COMMENTARY

A Glimpse of Hope in Alzheimer's Disease?

Hans-Christoph Diener, MD, PhD

Disclosures

May 26, 2023

This transcript has been edited for clarity.

Dear colleagues, I'm Christoph Diener from the Faculty of Medicine at the University Duisburg-Essen in Germany. This video will concentrate on the new developments in the treatment of Alzheimer's disease.

You remember that, until recently, there was no effective treatment for Alzheimer's disease. This started with small molecules targeting different neurotransmitters followed by a number of studies with monoclonal antibodies against amyloid. Most of them failed, but now we have two positive trials for monoclonal antibodies against amyloid in the brain.

Lecanemab and Donanemab

The first study was published in The New England Journal of Medicine in January 2023. This was the lecanemab study. This study recruited 1795 patients with mild cognitive impairment or mild dementia, and they received, twice a week, 10 mg/kg active drug or placebo for 18 months. The inclusion criteria were amyloid PET or biomarkers in the cerebrospinal fluid (CSF).

The study was positive for reducing cognitive decline (the primary endpoint) and all secondary endpoints. For the primary endpoint, there was a 27% slowing in cognitive decline compared with the placebo group. More impressive for me were the amyloid PET data, which showed that 2 of 3 participants no longer had amyloid on PET after 18 months.

There are side effects due to inflammatory reactions of the blood vessels called amyloid-related imaging abnormalities, or ARIA, and they can manifest either as edema or microbleeds. This was the case in 21.5% of patients on active drug compared with 9.5% with placebo, but only 3.5% of patients had symptoms. After the study, in an open-label extension, three patients died — one from cerebral hemorrhage and two following thrombolysis.

Lilly announced, on May 3, 2023, the results of the TRAILBLAZER study with donanemab. This study had similar inclusion criteria as the lecanemab study and had an 18-month observation period.

Overall, 47% of participants showed no worsening of cognitive function compared with 29% on placebo. This result was significant also for the secondary endpoint. ARIA-E, or edema, occurred in 24% and 6% were symptomatic. ARIA-H, or microbleeds, occurred in 31% with active drug vs 13.6% on placebo. This means we now have two new treatments. One is already approved in the US — lecanemab — and the other one most probably will be approved.

Limitations and Questions

We have many unresolved questions.

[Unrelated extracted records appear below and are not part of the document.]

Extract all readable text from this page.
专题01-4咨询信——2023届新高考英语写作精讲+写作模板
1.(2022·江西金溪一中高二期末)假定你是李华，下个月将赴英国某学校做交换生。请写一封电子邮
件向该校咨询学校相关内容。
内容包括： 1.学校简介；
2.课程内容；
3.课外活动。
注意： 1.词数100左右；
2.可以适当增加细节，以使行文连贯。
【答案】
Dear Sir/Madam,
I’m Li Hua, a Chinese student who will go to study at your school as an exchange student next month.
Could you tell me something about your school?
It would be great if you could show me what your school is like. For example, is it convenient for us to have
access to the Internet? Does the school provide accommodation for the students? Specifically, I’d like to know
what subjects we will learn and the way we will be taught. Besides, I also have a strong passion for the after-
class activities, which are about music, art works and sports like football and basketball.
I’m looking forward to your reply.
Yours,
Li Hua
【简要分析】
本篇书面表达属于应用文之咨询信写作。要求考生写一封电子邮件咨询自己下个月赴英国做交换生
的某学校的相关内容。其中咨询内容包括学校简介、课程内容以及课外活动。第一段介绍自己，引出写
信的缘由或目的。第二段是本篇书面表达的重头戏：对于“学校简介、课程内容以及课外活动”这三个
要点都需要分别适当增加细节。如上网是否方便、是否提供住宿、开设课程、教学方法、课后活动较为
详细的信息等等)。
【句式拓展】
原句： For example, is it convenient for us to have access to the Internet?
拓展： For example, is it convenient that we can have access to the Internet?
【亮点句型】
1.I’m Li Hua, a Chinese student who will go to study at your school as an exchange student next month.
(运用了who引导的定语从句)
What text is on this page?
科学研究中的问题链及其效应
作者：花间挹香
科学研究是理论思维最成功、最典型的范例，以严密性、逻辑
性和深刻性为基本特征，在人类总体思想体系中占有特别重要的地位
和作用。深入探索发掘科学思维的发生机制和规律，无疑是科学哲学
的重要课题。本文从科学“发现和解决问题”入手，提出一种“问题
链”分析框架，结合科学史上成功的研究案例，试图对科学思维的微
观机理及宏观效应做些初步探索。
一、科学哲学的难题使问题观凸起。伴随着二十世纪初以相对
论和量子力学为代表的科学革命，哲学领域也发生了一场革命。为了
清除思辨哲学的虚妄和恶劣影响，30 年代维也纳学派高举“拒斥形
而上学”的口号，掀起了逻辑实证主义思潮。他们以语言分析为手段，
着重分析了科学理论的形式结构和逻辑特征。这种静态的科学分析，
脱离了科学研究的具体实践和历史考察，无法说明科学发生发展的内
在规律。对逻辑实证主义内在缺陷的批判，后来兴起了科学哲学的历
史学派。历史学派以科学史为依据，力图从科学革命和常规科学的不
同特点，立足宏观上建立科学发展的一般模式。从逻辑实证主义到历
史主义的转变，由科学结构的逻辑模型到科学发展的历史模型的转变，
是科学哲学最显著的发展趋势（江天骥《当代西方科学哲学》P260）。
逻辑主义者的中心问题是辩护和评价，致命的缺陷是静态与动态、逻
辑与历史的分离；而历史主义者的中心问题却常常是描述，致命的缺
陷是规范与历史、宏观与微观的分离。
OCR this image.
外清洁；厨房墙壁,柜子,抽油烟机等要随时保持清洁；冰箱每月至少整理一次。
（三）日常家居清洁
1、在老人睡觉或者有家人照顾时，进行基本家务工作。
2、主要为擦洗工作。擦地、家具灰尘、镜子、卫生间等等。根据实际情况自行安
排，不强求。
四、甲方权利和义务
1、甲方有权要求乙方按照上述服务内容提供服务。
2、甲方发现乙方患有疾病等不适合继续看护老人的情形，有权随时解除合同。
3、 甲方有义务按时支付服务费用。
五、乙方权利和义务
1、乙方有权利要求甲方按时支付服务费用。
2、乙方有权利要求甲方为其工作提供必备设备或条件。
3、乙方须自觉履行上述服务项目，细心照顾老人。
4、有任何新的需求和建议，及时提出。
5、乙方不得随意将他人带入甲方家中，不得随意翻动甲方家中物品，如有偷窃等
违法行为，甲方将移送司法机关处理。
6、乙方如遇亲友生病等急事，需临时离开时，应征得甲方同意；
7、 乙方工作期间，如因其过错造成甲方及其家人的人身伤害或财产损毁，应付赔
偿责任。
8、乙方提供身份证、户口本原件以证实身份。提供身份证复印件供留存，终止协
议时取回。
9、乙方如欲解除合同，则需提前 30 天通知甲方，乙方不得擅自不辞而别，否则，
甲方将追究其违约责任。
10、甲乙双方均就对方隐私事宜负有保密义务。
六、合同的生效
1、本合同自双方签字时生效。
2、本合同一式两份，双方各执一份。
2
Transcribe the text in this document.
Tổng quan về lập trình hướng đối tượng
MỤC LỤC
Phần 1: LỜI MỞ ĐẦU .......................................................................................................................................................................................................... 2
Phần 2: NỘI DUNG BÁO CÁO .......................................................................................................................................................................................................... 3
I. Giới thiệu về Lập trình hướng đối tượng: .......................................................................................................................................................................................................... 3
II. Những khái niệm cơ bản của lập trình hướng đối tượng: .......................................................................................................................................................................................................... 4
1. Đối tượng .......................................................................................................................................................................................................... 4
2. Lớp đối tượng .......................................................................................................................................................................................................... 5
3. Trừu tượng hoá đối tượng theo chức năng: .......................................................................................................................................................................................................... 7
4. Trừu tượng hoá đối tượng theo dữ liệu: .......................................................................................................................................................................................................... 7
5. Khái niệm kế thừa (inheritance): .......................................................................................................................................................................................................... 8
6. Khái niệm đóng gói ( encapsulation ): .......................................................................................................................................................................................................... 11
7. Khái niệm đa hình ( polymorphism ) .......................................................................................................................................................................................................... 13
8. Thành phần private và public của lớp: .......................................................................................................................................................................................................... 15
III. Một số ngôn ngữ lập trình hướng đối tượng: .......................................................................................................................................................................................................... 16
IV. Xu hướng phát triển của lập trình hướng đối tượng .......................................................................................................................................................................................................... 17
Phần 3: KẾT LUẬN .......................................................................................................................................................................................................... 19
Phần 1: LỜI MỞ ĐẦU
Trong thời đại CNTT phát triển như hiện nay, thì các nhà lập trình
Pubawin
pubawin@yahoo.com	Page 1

First, is the difference in cognitive function after 18 months clinically meaningful, and how will cognitive function perform if the treatment is continued for many years? Second, are the results only valid for incipient Alzheimer's disease, and if the disease progresses, when should the treatment be terminated?

Third, for diagnosis, you need amyloid PET, tau PET, or biomarkers in CSF. This might be replaced in the future by serum biomarkers. Fourth, the therapy has to be monitored by MRI at least every 3 months because of the risk for ARIA, and it will be very time-consuming for patients and physicians because the infusions have to be given twice a week.

Fifth, which patients are ineligible for the treatment because of potential side effects? These are probably patients who are anticoagulated, patients with multiple microbleeds on imaging, and patients with the APOE genotype.

The cost in the United States is estimated at $26,500 per year. This is equivalent to some of the immunomodulatory treatments in multiple sclerosis, and the big question is whether our healthcare system can afford to treat the majority of or all patients with incipient Alzheimer's disease.

MAPTRX

Another very exciting therapeutic approach was published in Nature Medicine last week. This is a tau-targeting antisense oligonucleotide called MAPTRX. This oligonucleotide was investigated in a dose-finding study. It's given intrathecally every 4 or 12 weeks. The study was small, with 34 patients on MAPTRX and 12 on placebo. There was an impressive reduction of tau PET but there were no significant clinical outcomes, as you can imagine, with the small number of patients.

The burning question in the future will be whether we need to combine antibodies against beta amyloid and antisense oligonucleotides against tau protein if a clinical study shows that this approach is valid. We should not forget that the most important aspect of preventing Alzheimer's disease, or preventing its progression, is the treatment of vascular risk factors and a healthy lifestyle.

These are exciting times because, for the first time, we see a glimpse of hope for the treatment of Alzheimer's disease.

I am Christoph Diener from the Faculty of Medicine at the University Duisburg-Essen. Thank you very much for watching and listening.